The Mudsock Trophy, a foot-tall muddy bronze sock, is in homage to the somewhat derisive term for towns that sat in bogs. "It all had to do with any time we'd get a lot of ran, your socks would get covered in mud because the ground would get soaked," Larry Reynolds told HSSTM writer Tom Hayes last fall.

Reynolds, who later created a hound dog cartoon character he coined "Mudsocks," gave his blessing on the creation of the trophy.

Hamilton Southeastern athletic director Jim Self said last fall that this was meant to be more about the community than it is about the kids. "We want this to be a positive rivalry," Self said.

The reason for gearing the Mudsocks trophy around the community was simple. When Fishers opened three years ago, the students of HSE were split, so most of the students at the schools have grown up together, playing sports together and attending class together.

It was only natural that a rivalry would be born.

"These are kids and families who have grown up together and have played in the same youth leagues," said Self. "This is a tremendous positive for this community."

Fishers athletic director Jon Miles agreed. "It's not very often that a community gets split up into two schools," he said, pointing to the rivalry that emerged between Lawrence North and Lawrence Central over 30 years ago when the Lawrence township school split in two.

The idea, brought to Miles by legendary Fishers residents Dub and Jeanne Clark, was to do something along the line of the Old Oaken bucket, shared by Purdue University and Indiana University each year in football, but to do it in all sports at the high school level.

Individual trophies are awarded to the winner the first time the schools square off in each of the 19 sports played.

The Mudsock's first year was a good one. HSE won 10 of the 19 events - it all came down to the aforementioned baseball game on Tuesday.

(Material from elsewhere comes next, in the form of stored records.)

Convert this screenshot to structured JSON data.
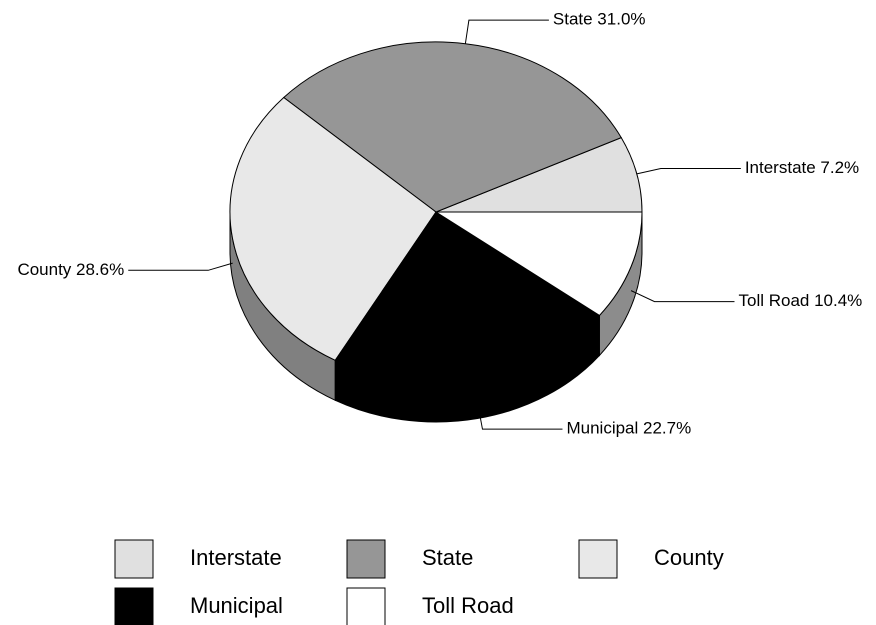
{
  "chart_data": {
    "type": "pie3d",
    "categories": [
      "Interstate",
      "State",
      "County",
      "Municipal",
      "Toll Road"
    ],
    "values": [
      7.2,
      31.0,
      28.6,
      22.7,
      10.4
    ],
    "value_labels": [
      "Interstate 7.2%",
      "State 31.0%",
      "County 28.6%",
      "Municipal 22.7%",
      "Toll Road 10.4%"
    ],
    "colors": [
      "#e0e0e0",
      "#969696",
      "#e8e8e8",
      "#000000",
      "#ffffff"
    ],
    "legend": "bottom"
  }
}
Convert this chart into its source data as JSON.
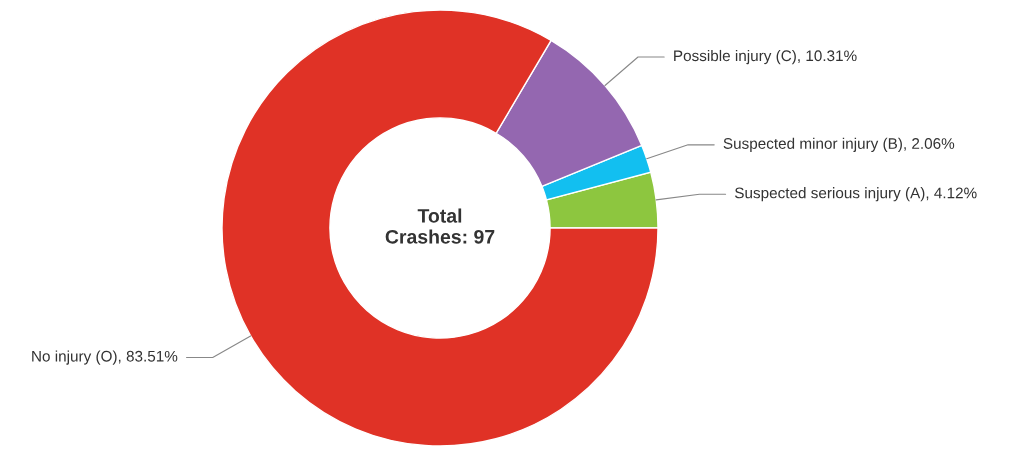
{
  "chart_data": {
    "type": "donut",
    "categories": [
      "Suspected serious injury (A)",
      "Suspected minor injury (B)",
      "Possible injury (C)",
      "No injury (O)"
    ],
    "values": [
      4.12,
      2.06,
      10.31,
      83.51
    ],
    "colors": [
      "#8dc63f",
      "#12bff0",
      "#9467b0",
      "#e03226"
    ],
    "value_labels": [
      "4.12%",
      "2.06%",
      "10.31%",
      "83.51%"
    ],
    "annotations": [
      "Total\nCrashes: 97"
    ],
    "legend": false
  }
}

Ironically, Fishers would defeat HSE on Wednesday night, the final game of a home and home series this year.

"We are doing this to help bring the community together and to give the community a sense of pride that two schools can compete hard against each other, but at the end of the day, we can root for each other and be happy with each other's successes," said Self.

In year one, it was mission accomplished.